Curious if any of you have direct experience with Bicycle Wheel Warehouse. I'm interested in their Blackset Race wheelset with DA 7850 hubs (link).

Anyone know what rims they're sourcing for this wheel, and how stiff the build should feel? I'm guessing moderately stiff with the spoke count, but the rim itself might be a little flexy from weight and rim height. 

Thanks!


----------



## cfoster (Dec 20, 2007)

Please check out this link for a little insight.

http://forums.roadbikereview.com/showthread.php?t=142939&highlight=blackset+race

Good luck.


----------



## Rot Weiss Essen (Nov 10, 2008)

I am thinking that with 32 spokes front and rear you have very little to worry about as far as stiffness goes and for the money it seems to be a good buy with the 240 hubs!


----------



## bobthib (May 28, 2009)

I got the basic Bicycle Wheel Warehouse Blackset Race® (1421g) 700C road wheel set for $275 plus $17 shipping. They weighed in a 1481 gm, but they are stiff and true. 

After about 1000 mi had a broken spoke one the rear (drive side of course) and called them. They sent out a dozen spokes (10 rear, 2 front) no charge.

So far, so good.


----------



## rruff (Feb 28, 2006)

Hope you don't need to use all those...


----------



## Svooterz (Jul 29, 2006)

toshi said:


> Curious if any of you have direct experience with Bicycle Wheel Warehouse. I'm interested in their Blackset Race wheelset with DA 7850 hubs (link).
> 
> Anyone know what rims they're sourcing for this wheel, and how stiff the build should feel? I'm guessing moderately stiff with the spoke count, but the rim itself might be a little flexy from weight and rim height.
> 
> Thanks!


I suppose these wheels will be more than stiff enough. I have bought a set of their Blackset Race wheels with formula hubs (275$ for a 1400 grams wheelset? bring them in!) this summer and they've held up very well. 24 spokes up front, 28 in the back, all DT comp 14/15 gauge with alu nipples and I can tell you that these wheels are laterally stiffer than the Easton Vista SL that I was riding before.

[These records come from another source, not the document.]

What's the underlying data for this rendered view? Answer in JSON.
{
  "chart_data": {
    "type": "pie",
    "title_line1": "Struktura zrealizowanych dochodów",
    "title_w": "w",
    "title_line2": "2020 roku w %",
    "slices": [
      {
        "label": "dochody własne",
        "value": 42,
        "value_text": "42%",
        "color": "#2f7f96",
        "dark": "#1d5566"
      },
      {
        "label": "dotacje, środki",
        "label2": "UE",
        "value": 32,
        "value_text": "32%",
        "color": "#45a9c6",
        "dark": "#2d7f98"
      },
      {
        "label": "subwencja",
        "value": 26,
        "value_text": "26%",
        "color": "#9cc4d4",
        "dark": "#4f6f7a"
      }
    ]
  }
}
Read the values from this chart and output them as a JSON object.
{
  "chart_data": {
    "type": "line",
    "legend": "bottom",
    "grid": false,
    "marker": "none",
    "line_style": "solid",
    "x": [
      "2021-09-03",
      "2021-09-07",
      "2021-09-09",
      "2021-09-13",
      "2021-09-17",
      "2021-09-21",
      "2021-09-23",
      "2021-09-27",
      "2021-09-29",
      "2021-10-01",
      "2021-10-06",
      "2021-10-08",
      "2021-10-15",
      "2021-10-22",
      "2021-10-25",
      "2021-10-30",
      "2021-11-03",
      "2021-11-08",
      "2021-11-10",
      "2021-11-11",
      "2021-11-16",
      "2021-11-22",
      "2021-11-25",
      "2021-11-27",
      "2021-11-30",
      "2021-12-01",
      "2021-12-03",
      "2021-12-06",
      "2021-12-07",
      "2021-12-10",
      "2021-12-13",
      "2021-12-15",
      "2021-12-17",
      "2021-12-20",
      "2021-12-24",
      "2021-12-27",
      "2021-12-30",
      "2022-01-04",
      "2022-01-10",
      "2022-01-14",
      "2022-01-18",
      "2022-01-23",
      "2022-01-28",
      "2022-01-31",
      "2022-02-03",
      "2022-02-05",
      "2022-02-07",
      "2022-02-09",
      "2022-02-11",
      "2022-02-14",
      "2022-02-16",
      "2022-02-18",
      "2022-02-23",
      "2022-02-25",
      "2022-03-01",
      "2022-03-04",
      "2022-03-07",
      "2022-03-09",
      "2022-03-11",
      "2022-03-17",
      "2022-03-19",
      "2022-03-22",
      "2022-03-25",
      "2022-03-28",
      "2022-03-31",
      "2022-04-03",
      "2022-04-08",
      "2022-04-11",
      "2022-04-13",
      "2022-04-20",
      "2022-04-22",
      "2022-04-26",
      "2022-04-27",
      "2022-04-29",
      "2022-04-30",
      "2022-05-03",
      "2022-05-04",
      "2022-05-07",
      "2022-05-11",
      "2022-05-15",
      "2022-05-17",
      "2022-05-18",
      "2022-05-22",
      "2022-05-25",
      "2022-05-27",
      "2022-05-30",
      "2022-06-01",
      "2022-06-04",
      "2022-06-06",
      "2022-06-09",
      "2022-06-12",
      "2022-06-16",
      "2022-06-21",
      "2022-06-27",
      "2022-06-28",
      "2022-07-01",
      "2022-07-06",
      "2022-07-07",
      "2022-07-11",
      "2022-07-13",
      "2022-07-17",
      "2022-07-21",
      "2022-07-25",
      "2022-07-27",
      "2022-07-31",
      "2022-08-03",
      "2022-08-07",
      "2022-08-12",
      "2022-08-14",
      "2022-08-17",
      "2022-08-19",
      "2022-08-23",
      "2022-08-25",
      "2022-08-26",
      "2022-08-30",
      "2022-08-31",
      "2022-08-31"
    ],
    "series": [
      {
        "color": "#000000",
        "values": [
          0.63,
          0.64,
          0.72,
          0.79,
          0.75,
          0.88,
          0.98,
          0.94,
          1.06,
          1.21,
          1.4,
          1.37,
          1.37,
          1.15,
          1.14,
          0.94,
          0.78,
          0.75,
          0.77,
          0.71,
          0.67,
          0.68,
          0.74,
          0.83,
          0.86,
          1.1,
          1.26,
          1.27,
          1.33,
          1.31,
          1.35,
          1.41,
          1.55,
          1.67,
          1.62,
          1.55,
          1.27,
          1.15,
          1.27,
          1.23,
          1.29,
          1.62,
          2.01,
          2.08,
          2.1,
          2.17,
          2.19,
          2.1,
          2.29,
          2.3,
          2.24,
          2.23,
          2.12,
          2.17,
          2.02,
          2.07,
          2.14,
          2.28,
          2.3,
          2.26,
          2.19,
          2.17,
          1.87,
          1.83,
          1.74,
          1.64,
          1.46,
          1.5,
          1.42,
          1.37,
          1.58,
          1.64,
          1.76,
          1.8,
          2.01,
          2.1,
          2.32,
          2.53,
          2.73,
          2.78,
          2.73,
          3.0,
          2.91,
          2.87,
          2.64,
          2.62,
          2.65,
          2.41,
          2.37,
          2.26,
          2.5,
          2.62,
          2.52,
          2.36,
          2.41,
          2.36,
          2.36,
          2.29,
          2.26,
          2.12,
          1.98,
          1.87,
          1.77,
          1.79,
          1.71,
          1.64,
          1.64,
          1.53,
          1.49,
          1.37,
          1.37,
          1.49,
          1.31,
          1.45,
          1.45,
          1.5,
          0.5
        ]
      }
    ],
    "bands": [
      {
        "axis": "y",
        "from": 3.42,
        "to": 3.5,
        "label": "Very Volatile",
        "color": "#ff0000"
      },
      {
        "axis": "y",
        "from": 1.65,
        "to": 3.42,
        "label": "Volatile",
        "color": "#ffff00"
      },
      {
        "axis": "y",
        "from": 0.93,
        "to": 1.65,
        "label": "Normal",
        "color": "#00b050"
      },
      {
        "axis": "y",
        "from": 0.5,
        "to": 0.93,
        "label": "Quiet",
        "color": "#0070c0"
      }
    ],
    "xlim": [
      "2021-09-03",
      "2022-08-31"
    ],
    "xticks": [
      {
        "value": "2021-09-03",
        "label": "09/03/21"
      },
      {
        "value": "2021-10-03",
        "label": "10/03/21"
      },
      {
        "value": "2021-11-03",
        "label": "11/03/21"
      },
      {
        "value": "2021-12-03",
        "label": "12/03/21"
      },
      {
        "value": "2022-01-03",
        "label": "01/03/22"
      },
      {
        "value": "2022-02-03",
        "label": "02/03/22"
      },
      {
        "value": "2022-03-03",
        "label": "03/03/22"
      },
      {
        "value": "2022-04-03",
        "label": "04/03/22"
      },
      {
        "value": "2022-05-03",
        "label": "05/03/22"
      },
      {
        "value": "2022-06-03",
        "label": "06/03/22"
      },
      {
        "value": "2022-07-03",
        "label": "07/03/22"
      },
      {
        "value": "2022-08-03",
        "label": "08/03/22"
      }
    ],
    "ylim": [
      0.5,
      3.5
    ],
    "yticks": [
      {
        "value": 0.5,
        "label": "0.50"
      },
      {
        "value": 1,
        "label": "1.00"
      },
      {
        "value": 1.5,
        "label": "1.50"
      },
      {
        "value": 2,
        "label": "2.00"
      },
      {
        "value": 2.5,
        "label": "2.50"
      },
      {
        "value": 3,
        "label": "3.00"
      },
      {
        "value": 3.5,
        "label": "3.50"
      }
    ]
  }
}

I can't feel any flex in the wheels. I haven't raced on them yet, but I logged hard training miles on them without any worries.

I have even hit a pothole on a fast descent and the hit was hard enough to destroy a Scicon bag's anchor points and to send the aforementionned bag flying into the ground. The wheels didn't even need trueing. OK, I may weight only 140 pounds, but still, I was impressed.

Given that the wheel build your are looking will use the same rims but with more spokes and even better hubs, I'd say it will be one durable & solid training wheelset.


----------